In Rome, the Renaissance began with Pope Martin V and continued under the following popes who ordered the construction of many religious, public and private monuments that contributed to enrich and embellish the city. Many of these buildings could be constructed from old marble monuments. The Imperial Forums were the quarry for the new Renaissance marble monuments.
During the Renaissance, Rome appeared as a work, the city remembers the archaeological excavations in which were found many historical remains of ancient Rome, for example, the famous Domus Aurea of Nero. The Church ordered the restoration of churches and monuments thanks to the great architects and painters of that time.
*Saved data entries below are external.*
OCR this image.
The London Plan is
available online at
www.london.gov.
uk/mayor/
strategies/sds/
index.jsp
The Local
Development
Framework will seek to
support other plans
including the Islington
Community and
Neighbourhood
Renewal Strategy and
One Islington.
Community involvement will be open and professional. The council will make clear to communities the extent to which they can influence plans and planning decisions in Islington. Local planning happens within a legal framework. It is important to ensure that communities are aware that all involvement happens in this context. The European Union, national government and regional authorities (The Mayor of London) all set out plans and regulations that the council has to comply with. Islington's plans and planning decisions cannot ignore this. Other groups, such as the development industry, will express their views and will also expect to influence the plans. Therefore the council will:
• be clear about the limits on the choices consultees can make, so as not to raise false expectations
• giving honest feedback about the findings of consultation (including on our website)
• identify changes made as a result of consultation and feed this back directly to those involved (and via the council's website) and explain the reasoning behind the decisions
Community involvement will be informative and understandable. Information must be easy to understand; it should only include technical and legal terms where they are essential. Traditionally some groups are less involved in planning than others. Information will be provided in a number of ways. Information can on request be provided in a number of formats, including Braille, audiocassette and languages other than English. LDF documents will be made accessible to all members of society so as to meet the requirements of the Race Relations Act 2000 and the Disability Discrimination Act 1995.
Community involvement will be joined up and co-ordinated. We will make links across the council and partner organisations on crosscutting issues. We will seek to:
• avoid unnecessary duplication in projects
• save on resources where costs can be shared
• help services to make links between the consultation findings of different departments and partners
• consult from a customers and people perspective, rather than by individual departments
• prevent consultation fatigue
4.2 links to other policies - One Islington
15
In particular, the buildings and churches of Rome were enriched with frescoes and decorations of rare beauty that can still be admired today by visiting the city.
The Renaissance church has the symbolic cross shape (Latin or Greek) and was covered by a flat dome, often covered by vaults that replaced the Medieval domes and cross vaults.
Florence, the symbol of the Renaissance, rose in order to dominate cultural and economically in the fifteenth and sixteenth centuries, under the Medici government. Its 600 years of extraordinary artistic activity can be seen especially in the cathedral of Florence (13th century), in the Basilica of Santa Croce, in the Uffizi, in the Palazzo Vecchio, in the Palazzo Pitti, and in the works of the great masters like Giotto, Brunelleschi, Botticelli, Leonardo and Miguel Angel.
In Florence, there was an indisputable theater of the Renaissance and that is why it was called as "the cradle of the Renaissance" since artists, painters, architects and sculptors moved to Rome, where they later left some of their famous works to the world.